A complete leadership transition has accompanied the takeover. CureVac's former management team resigned en masse. The new board is now composed exclusively of BioNTech executives:

  • Prof. Ugur Sahin, Chief Executive Officer and Co-Founder of BioNTech
  • Dr. Sierk Poetting, Chief Operating Officer
  • Ramón Zapata-Gomez, Managing Director

Operational integration is already well underway. The former CureVac corporate website now redirects visitors directly to BioNTech's site.

Strategic Assets Acquired by BioNTech

The acquisition grants BioNTech control over several key mRNA technology platforms and developmental assets, including:

  • The RNA Printer® platform for automated mRNA production.
  • The FRAMEpro algorithm used for antigen identification.
  • CVGBM, a Phase 1 candidate targeting glioblastoma.
  • CVHNLC, a candidate for head and neck squamous cell carcinoma, which has received clinical trial authorization from the European Medicines Agency (EMA).
  • CureVac's manufacturing facility in Tübingen, which will be integrated into BioNTech's global production network.

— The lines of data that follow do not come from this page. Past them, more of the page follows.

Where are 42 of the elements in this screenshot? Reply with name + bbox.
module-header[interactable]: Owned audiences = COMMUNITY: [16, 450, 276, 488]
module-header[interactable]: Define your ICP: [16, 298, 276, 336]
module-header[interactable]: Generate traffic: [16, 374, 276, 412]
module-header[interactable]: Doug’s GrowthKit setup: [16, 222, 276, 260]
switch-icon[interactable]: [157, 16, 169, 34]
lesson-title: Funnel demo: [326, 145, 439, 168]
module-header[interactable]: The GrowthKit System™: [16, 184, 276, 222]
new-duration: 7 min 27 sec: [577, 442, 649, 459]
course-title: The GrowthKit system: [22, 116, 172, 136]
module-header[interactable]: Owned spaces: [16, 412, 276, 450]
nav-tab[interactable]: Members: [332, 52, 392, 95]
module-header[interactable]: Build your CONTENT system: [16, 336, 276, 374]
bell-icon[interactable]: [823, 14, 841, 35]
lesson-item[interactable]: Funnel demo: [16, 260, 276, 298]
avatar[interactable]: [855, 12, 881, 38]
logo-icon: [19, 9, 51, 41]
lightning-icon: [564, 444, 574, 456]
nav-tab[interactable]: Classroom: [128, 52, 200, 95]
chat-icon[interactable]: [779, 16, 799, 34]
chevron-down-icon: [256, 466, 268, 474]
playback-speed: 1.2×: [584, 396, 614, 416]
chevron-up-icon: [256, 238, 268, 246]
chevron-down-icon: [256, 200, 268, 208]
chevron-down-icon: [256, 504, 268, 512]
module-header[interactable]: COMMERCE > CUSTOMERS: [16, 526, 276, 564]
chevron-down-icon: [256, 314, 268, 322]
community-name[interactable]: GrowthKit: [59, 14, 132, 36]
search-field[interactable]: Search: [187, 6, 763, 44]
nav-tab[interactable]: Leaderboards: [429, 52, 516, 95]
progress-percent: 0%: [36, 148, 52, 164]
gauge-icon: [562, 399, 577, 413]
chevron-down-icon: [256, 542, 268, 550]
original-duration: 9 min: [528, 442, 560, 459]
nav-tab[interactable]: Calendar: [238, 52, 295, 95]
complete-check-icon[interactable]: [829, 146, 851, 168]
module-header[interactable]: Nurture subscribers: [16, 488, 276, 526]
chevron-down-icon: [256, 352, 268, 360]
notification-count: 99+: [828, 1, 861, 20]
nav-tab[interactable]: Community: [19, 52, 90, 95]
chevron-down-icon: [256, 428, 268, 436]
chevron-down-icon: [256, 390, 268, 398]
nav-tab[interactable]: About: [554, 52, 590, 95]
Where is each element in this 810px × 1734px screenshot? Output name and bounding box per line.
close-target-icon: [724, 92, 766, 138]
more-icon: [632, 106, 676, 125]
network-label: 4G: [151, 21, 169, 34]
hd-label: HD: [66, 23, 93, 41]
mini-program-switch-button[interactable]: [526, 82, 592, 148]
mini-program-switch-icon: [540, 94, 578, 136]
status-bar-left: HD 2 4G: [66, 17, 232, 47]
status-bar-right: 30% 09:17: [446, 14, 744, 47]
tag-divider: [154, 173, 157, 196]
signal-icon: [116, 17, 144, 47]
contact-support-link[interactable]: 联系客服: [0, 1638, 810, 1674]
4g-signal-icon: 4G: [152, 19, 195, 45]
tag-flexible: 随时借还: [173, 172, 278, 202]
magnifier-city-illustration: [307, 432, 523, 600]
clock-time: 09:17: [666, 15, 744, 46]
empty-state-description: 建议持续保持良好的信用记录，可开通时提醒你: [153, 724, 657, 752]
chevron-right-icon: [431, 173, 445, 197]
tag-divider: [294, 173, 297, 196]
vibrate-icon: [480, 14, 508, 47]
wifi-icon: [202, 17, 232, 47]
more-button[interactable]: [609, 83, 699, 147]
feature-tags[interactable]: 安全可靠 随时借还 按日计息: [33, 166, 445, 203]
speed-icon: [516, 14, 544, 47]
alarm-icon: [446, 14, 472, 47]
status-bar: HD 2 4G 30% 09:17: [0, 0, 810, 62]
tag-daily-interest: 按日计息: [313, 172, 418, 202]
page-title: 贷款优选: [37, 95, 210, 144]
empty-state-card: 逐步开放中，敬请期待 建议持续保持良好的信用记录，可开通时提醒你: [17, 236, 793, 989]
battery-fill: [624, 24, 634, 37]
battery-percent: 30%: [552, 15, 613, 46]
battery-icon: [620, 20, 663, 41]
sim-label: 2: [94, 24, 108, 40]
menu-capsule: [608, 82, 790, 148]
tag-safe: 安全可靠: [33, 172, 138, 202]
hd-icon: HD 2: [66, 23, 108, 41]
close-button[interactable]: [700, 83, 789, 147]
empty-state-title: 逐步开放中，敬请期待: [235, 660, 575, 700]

Resolution of Major Patent Litigation

A notable ancillary benefit of the merger is the effective end to protracted patent disputes concerning mRNA-based COVID-19 vaccines. In August 2025, CureVac, BioNTech, and Pfizer reached a $370 million settlement to resolve U.S. legal battles. Combined with an additional payment from a revised licensing agreement with GSK, CureVac secured a total of $740 million in proceeds, plus future royalty streams.

Looking Ahead: The Path Forward for Shareholders

For any investors still holding CureVac positions after January 5, the squeeze-out process will occur automatically. Their shares will be converted into BioNTech ADRs in the coming weeks. The mRNA technologies and pipeline projects developed in Tübingen will continue, but not under the CureVac banner. They will now advance within the substantially larger corporate framework of BioNTech.